As the fintech sector grows, she continued, “there are opportunities for unmet credit needs to be addressed, as well as risks that minority communities may be preyed upon or discriminated against by some of these companies.”

She’ll also ensure that safeguards put in place by the Dodd-Frank Act — such as “robust reforms for our largest and most complex financial institutions,” the Financial Stability Oversight Council and the Volcker Rule — stay intact.

“All of these reforms were designed to help prevent a future financial crisis,” Waters said. “The committee will be paying close attention to whether financial regulators try to weaken these important reforms, and keeping an eye on the big banks and their activities, including by holding many hearings.”

Indeed, Andy Friedman of The Washington Update told ThinkAdvisor that he expects Waters to focus on three areas: Subject large banks (particularly bad actors) to hearings and scrutiny; slow progress of deregulation; and require Securities and Exchange Commission officials to testify on  the “weak” best-interest standard set forth in the agency’s upcoming Regulation Best Interest for brokers.

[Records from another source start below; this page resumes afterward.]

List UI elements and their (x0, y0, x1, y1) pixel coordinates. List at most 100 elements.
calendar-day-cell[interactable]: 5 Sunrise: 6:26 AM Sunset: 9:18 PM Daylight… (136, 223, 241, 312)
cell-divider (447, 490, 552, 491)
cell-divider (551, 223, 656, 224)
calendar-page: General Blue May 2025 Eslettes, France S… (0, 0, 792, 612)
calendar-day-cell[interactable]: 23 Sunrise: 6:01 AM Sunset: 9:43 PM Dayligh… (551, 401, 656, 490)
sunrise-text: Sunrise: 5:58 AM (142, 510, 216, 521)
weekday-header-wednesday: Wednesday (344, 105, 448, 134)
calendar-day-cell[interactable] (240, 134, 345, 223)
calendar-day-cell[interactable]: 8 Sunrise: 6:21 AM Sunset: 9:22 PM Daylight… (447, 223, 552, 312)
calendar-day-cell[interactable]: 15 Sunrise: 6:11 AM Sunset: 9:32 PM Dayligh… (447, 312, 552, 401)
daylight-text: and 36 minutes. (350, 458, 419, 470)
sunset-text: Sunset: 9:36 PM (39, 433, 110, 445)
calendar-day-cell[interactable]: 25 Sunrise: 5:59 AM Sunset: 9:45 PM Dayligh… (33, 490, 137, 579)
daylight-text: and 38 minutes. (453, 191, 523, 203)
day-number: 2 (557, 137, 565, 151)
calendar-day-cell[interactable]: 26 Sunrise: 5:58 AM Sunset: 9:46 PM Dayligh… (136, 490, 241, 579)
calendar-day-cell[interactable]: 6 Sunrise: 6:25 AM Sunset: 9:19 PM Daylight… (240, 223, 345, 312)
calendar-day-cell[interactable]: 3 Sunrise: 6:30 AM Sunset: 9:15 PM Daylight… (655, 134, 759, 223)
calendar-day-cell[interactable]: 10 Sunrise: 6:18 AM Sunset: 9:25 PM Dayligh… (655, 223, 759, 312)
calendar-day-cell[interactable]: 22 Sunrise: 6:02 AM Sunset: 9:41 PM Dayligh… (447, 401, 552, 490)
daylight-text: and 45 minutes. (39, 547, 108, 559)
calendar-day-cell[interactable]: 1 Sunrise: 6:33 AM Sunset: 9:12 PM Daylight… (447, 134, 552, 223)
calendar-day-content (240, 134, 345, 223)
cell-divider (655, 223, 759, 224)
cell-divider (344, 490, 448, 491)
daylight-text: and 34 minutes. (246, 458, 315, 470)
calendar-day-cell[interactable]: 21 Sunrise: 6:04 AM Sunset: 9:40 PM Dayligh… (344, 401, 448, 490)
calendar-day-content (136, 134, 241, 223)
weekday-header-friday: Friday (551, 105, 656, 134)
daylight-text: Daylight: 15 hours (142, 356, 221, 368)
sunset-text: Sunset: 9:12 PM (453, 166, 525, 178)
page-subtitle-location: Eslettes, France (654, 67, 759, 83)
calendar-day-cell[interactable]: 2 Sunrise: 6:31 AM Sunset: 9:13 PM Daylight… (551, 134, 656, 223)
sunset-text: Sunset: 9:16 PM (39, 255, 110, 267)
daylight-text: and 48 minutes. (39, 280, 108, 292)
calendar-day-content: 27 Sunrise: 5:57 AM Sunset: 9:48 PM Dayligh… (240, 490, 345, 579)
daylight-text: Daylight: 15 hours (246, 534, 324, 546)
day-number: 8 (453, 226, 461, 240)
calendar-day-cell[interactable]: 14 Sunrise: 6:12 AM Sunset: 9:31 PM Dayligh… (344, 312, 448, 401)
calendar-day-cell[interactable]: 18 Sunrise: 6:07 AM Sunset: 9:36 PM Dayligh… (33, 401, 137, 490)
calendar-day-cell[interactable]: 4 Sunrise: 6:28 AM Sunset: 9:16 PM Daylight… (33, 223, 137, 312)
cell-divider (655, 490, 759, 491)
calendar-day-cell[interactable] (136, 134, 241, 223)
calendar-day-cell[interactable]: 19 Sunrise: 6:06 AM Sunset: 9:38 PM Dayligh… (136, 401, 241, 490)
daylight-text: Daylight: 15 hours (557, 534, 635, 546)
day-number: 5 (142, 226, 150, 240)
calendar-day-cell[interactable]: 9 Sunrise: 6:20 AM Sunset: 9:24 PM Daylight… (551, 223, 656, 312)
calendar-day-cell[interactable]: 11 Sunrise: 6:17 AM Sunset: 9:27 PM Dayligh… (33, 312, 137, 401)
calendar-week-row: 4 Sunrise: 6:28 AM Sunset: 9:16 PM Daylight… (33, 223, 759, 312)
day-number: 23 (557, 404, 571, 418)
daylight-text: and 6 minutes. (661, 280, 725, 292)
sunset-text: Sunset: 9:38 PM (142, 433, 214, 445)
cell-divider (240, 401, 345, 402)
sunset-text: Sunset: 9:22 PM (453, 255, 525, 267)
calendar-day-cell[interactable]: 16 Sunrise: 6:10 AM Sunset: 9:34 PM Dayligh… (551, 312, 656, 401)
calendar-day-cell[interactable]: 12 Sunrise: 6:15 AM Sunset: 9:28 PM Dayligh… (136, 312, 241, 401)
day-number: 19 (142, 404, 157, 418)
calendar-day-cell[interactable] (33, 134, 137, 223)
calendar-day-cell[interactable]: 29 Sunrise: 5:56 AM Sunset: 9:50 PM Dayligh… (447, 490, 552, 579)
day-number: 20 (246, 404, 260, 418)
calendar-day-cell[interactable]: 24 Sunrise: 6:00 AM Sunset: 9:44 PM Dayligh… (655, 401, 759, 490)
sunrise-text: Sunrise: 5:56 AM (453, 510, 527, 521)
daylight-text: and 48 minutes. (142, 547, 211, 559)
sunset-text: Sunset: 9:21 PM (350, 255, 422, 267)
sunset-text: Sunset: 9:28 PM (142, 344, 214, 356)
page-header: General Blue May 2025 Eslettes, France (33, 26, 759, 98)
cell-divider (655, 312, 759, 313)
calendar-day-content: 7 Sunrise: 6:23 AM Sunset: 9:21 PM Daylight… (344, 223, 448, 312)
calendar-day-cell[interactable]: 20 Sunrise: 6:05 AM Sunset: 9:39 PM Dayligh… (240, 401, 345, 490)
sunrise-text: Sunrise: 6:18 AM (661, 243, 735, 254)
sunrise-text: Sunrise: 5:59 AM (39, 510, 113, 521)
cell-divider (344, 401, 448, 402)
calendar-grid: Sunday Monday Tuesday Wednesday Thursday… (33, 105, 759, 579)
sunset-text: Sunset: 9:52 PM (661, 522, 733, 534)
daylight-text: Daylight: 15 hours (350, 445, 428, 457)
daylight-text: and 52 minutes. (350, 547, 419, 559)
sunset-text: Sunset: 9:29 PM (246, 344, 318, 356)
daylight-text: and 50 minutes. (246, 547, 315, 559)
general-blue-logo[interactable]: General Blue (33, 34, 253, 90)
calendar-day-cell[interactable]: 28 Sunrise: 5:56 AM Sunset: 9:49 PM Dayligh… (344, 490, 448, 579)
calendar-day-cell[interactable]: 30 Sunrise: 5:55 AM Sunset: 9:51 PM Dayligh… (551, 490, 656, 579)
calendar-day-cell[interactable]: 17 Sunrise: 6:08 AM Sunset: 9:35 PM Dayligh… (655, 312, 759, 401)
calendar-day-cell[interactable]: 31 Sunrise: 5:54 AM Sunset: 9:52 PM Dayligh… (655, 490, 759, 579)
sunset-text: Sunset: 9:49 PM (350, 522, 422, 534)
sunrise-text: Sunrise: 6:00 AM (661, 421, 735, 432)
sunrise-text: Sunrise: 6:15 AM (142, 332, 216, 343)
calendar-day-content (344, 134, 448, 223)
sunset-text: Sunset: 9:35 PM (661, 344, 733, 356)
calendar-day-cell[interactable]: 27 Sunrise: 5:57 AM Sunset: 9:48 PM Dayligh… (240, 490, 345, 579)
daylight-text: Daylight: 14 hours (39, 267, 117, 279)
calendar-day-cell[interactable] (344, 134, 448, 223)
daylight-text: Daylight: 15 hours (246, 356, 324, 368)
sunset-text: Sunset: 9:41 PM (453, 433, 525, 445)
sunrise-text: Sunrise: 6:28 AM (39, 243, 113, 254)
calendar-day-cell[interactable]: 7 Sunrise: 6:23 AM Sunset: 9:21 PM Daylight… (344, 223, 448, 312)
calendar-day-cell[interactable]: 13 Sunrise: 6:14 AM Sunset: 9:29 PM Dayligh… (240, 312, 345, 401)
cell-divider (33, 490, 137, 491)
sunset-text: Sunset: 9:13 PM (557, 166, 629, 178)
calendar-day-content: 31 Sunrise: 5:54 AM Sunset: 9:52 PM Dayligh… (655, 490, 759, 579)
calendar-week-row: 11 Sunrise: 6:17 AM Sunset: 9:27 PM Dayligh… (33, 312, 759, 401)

“Waters likely will subpoena bank executives to appear at investigative hearings,” Friedman said.

No hearings have been announced yet, Friedman notes, “in part due to the government shutdown.”

“Waters can’t get legislation to increase bank regulation through the Senate, nor does she have the power to require the [Trump] administration to reverse its deregulation initiative,” Friedman continued. “Neither can she force the SEC, an independent entity, to change its ‘best interests’ proposal.”

However, Waters “can effectively stop further action by tying up administrative officials in oversight hearings that require extensive preparation and lengthy testimony.”

That said, “if the grilling of bank officials reveals their company has acted badly, the institution could be subject to regulatory scrutiny, fines and forced executive changes, likely prompting a decline in the company’s stock price,” Friedman opined.

“If the malfeasance is widespread and egregious, hearings could rattle the entire financial services sector, reducing equity values. The more widespread the problems, the greater the presumed adverse effect, accentuating sector volatility.”